La commission bancaire du Sénat américain vient de décaler à 2026 les auditions cruciales sur la réglementation des marchés crypto. Cette décision survient alors que l’industrie crypto attendait impatiemment des règles claires pour sortir du flou juridique. Pourquoi ce nouveau délai, et quelles conséquences pour le secteur ?

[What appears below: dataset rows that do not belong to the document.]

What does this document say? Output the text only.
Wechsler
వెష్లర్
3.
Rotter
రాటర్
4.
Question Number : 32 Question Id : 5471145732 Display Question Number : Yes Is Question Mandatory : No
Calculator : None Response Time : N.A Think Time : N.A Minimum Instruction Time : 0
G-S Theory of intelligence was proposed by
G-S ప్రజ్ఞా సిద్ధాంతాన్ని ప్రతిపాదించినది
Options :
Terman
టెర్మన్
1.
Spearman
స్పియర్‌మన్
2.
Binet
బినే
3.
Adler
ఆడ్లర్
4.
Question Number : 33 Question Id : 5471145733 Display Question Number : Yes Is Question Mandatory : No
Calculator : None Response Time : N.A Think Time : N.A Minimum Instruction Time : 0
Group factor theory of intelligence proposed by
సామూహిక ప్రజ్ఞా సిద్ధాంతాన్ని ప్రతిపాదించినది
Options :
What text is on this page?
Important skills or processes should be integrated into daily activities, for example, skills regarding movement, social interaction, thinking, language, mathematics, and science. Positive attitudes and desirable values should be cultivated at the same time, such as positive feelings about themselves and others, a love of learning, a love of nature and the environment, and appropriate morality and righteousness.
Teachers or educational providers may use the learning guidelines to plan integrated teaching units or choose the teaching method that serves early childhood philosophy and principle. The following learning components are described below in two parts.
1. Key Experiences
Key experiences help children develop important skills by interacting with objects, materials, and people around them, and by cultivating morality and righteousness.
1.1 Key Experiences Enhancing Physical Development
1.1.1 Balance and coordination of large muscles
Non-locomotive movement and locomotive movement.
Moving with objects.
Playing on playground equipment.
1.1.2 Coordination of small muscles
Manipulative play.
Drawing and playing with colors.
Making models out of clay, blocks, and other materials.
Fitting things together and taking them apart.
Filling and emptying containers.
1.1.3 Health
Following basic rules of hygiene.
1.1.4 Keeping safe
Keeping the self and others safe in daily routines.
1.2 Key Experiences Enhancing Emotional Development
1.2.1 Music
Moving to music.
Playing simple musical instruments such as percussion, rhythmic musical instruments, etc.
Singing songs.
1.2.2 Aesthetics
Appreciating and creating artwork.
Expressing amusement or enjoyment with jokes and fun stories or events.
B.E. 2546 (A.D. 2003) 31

La commission bancaire du Sénat a officialisé lundi 16 décembre 2025, le report des auditions législatives sur la structure du marché crypto. Initialement espérées pour cette semaine, ces discussions cruciales sont désormais programmées pour janvier 2026. Le président de la commission, Tim Scott, a confirmé cette décision par l’intermédiaire de son porte-parole.
Cette législation représente un enjeu majeur pour l’industrie crypto américaine. Elle doit définir précisément comment la SEC (Securities and Exchange Commission) et la CFTC (Commodity Futures Trading Commission) se répartiront la supervision des marchés.
Le projet désigne la CFTC comme principal régulateur des marchés au comptant (spot), une clarification attendue depuis des années par les acteurs du secteur.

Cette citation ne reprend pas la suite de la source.